After installing or upgrading APC, Houston and Houston worker Pods may start successfully but silently fail to connect to NATS JetStream. Houston logs might show repeated UnhandledPromiseRejectionWarning: NatsError: 503 entries shortly after startup.

This occurs when Houston and Houston worker start and attempt to initialize JetStream connections before the NATS JetStream subsystem has finished initializing. Both components call jetstreamManager() during startup, which requires JetStream to be fully ready — not just the NATS TCP port. When this API call is made during the JetStream initialization window, NATS returns a 503 “No Responders” error. Because neither component retries on 503, they continue running with broken or missing JetStream connections and silently drop all deployment events. As a result, Deployments may appear in the Astro CLI and database but their Kubernetes namespaces are never created.

To resolve:

  1. Verify that all NATS Pods are healthy and JetStream has finished initializing:

    $kubectl get pods -l app=<platform-release-name>-nats -n <astronomer namespace>
  2. Wait until all NATS Pods report READY status before continuing.
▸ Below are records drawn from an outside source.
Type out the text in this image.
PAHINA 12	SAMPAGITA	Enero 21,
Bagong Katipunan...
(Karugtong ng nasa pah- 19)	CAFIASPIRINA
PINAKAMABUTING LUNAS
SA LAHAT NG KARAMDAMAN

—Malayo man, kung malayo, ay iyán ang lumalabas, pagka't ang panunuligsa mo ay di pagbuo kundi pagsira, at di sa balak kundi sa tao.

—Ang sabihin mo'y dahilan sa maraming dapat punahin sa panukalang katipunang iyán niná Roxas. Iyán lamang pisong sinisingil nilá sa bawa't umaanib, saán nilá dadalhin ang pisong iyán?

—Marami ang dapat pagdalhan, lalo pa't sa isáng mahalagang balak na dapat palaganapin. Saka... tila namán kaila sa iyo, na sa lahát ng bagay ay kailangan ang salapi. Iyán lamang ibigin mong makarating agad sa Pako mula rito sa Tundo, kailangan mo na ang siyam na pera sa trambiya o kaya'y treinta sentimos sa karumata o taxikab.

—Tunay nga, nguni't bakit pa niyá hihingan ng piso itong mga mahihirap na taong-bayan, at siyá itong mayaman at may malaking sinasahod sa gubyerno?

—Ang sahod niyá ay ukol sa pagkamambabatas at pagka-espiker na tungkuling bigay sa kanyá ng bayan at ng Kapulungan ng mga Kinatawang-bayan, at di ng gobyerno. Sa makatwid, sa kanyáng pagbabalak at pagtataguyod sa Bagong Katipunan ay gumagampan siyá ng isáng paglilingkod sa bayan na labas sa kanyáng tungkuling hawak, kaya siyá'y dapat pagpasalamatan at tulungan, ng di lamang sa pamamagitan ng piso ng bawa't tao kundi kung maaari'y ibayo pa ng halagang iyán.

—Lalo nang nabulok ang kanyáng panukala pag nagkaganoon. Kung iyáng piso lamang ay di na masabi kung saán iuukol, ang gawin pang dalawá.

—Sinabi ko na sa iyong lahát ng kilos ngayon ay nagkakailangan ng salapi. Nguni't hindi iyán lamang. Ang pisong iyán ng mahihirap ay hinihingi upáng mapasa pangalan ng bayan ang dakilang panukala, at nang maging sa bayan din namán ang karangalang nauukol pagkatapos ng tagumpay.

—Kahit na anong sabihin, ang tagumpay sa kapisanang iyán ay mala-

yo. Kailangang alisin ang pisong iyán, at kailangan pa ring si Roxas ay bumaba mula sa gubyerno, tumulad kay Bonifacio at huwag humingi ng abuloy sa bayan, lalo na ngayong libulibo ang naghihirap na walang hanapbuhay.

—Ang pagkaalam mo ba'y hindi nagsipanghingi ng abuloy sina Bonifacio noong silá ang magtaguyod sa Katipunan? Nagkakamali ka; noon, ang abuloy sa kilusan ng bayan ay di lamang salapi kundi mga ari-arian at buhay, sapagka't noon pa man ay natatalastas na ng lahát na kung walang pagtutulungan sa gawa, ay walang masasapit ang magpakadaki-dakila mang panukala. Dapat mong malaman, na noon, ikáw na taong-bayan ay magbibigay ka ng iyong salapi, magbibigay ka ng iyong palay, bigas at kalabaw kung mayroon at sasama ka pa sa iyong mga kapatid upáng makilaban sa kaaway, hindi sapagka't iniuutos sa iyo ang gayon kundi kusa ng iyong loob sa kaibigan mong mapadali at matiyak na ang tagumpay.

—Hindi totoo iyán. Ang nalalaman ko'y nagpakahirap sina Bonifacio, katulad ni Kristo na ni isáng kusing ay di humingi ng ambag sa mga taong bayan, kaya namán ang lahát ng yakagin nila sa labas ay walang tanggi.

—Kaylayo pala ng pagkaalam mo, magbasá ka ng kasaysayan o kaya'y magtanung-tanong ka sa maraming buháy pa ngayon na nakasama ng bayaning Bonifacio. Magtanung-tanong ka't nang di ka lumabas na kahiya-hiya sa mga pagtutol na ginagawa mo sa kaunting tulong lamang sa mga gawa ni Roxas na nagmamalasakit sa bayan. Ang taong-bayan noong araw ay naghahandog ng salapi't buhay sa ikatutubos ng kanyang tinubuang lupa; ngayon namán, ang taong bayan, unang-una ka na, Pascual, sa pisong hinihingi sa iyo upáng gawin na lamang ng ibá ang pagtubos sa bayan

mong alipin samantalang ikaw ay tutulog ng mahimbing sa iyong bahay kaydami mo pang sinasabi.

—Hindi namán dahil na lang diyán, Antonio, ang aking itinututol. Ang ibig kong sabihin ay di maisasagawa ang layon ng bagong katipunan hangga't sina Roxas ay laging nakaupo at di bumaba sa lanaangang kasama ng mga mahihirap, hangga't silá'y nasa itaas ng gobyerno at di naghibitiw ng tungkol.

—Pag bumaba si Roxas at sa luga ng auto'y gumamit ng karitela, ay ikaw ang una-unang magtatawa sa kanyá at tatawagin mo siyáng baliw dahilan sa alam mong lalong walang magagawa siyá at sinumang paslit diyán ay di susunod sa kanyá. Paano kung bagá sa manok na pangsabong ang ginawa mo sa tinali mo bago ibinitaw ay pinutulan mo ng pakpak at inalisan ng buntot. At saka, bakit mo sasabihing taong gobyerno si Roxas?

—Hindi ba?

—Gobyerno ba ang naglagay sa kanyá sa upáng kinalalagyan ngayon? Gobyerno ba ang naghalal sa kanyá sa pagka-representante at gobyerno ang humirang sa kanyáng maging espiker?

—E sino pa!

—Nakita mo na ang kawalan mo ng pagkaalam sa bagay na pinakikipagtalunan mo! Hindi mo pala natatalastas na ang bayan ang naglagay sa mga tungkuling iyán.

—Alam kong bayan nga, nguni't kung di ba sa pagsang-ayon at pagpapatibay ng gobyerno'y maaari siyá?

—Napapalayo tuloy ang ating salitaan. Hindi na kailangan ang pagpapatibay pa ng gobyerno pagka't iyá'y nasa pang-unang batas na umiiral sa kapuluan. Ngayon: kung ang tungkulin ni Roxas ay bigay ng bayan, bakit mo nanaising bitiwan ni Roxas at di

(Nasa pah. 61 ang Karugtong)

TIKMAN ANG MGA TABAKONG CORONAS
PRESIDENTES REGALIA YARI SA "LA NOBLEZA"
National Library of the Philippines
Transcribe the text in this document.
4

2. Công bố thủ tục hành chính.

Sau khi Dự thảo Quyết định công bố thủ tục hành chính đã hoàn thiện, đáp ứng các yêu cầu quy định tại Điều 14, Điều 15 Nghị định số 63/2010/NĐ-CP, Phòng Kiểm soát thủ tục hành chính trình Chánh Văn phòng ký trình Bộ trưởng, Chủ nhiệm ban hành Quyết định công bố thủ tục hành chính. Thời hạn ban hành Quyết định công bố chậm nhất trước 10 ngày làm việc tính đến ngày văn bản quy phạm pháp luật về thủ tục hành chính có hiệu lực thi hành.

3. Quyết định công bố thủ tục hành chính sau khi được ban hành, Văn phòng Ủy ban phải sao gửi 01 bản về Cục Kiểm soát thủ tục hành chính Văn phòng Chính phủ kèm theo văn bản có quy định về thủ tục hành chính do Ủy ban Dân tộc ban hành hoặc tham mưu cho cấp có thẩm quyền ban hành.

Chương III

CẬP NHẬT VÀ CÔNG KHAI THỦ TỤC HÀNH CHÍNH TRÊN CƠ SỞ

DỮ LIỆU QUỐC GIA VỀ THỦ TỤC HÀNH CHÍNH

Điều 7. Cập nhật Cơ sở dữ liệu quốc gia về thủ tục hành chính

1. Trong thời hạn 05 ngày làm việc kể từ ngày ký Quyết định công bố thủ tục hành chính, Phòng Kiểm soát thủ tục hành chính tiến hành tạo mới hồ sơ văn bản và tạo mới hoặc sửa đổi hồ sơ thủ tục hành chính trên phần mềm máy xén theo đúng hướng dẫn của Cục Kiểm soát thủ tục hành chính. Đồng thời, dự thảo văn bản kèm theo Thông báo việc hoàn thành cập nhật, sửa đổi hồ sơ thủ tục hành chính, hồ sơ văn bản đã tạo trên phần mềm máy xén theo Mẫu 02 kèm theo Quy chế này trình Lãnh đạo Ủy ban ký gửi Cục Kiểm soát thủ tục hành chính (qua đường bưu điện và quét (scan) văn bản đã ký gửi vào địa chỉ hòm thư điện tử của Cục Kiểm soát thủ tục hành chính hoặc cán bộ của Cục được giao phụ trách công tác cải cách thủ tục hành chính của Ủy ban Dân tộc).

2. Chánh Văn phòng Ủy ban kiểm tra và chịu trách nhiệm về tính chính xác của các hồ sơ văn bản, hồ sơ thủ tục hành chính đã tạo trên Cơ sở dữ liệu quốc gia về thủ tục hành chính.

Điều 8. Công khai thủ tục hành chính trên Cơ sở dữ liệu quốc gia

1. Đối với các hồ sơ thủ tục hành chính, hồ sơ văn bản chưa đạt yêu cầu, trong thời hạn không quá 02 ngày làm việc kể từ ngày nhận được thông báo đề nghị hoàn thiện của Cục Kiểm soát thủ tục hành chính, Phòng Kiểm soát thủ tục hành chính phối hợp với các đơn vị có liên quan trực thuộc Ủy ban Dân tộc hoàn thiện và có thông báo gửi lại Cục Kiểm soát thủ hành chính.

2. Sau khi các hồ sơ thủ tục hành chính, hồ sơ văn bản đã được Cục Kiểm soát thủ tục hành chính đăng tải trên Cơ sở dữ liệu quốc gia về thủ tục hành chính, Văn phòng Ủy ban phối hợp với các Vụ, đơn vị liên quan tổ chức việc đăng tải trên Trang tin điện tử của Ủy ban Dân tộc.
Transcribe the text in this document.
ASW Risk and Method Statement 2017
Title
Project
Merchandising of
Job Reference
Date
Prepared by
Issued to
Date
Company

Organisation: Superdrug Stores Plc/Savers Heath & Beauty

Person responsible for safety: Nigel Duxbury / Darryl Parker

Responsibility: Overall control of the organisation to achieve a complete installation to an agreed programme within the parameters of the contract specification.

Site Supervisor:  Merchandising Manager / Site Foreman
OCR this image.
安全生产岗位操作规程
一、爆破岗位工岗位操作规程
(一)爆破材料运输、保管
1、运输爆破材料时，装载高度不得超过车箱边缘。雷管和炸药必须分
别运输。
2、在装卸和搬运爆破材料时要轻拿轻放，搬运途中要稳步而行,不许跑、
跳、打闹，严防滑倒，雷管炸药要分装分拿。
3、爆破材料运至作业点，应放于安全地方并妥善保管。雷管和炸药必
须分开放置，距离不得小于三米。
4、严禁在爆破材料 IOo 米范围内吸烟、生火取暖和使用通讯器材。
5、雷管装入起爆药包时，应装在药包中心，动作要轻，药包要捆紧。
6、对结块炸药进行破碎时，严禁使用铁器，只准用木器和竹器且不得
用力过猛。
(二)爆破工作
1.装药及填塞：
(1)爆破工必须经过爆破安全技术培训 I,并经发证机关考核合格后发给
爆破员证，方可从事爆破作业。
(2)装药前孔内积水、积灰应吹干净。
You can also inspect the NATS monitoring endpoint directly from inside the Pod to confirm JetStream is responding:

    $kubectl exec -n <astronomer namespace> <platform-release-name>-nats-0 -- \
    > curl -s http://localhost:8222/jsz

    The response should contain JetStream stream and consumer statistics. If the request fails or returns an error, wait and retry before proceeding.

  3. Restart both Houston and Houston worker Pods:

    $kubectl rollout restart deployment \
    > <platform-release-name>-houston \
    > <platform-release-name>-houston-worker \
    > -n <astronomer namespace>
  4. Confirm that Houston worker has established active JetStream subscriptions:

    $kubectl logs -l component=houston-worker -n <astronomer namespace> | grep -i "Running"

    You should see a Running log line for each of the eight JetStream worker subjects, for example, NATS houston-upsert-deployment-for-create Running....

After both Pods restart and JetStream subscriptions are established, deployment operations resume normally.